Google denies lobbying to kill privacy provision

Google today denied a claim by a group called Consumer Watchdog that it was lobbying to kill consumer privacy protections in proposed health IT legislation.

From the Google Public Policy Blog:

Consumer Watchdog wrong on medical records claim
Tuesday, January 27, 2009 at 3:12 PM
Posted by Pablo Chavez, Senior Policy Counsel

Earlier today a group called Consumer Watchdog put out a press release alleging a “rumored lobbying effort” by Google “aimed at allowing the sale of electronic medical records.”

This claim — based on no evidence whatsoever — is 100 percent false and unfounded.

Google does not sell health data. In fact, one of our most steadfast privacy principles is that we don’t sell our users’ personal data, whether it’s stored in Google Health, Gmail, or in any of our products. And from a policy perspective, we oppose the sale of medical information in the health care industry.

We are supportive of strong privacy protections for medical records. Consumers own their electronic medical data and should have the right to easily access their information and control who gets to see it. We also believe in data portability, and we support open standards that enable consumers to control their data and take it wherever they’d like.

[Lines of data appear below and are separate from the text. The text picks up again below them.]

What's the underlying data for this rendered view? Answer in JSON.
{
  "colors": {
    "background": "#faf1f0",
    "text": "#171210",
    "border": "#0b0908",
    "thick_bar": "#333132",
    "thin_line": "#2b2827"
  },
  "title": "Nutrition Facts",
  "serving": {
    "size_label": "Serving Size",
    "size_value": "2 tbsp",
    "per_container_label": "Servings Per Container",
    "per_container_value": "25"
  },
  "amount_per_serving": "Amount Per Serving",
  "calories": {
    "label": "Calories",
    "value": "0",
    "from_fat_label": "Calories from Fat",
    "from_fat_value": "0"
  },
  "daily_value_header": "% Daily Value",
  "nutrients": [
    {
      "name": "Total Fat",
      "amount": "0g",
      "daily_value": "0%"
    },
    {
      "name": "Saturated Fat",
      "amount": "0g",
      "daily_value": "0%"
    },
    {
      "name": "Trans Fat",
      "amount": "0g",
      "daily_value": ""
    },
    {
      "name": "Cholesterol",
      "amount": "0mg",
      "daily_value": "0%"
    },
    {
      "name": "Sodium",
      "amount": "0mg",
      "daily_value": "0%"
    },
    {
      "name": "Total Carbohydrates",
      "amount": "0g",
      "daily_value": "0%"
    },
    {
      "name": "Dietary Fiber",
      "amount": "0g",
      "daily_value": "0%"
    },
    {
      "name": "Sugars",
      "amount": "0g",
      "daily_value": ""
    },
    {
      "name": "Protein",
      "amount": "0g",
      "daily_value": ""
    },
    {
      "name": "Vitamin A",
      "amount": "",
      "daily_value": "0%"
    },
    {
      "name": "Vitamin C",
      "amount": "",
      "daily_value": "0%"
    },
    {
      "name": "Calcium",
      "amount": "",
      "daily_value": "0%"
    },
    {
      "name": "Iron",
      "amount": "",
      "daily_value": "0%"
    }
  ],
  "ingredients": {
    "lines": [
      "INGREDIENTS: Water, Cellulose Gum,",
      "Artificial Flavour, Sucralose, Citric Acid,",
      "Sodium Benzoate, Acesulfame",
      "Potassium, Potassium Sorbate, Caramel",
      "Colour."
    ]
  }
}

We have corresponded with Consumer Watchdog several times over the past few months to hear and address their concerns. It’s unfortunate that they did not contact us before making today’s unfounded statements, because we could have told them that their claims were patently false.

At last year’s HIMSS conference, Google CEO Eric Schmidt said that the company would not attempt to monetize its health product, other than by driving people to the company’s regular search engine.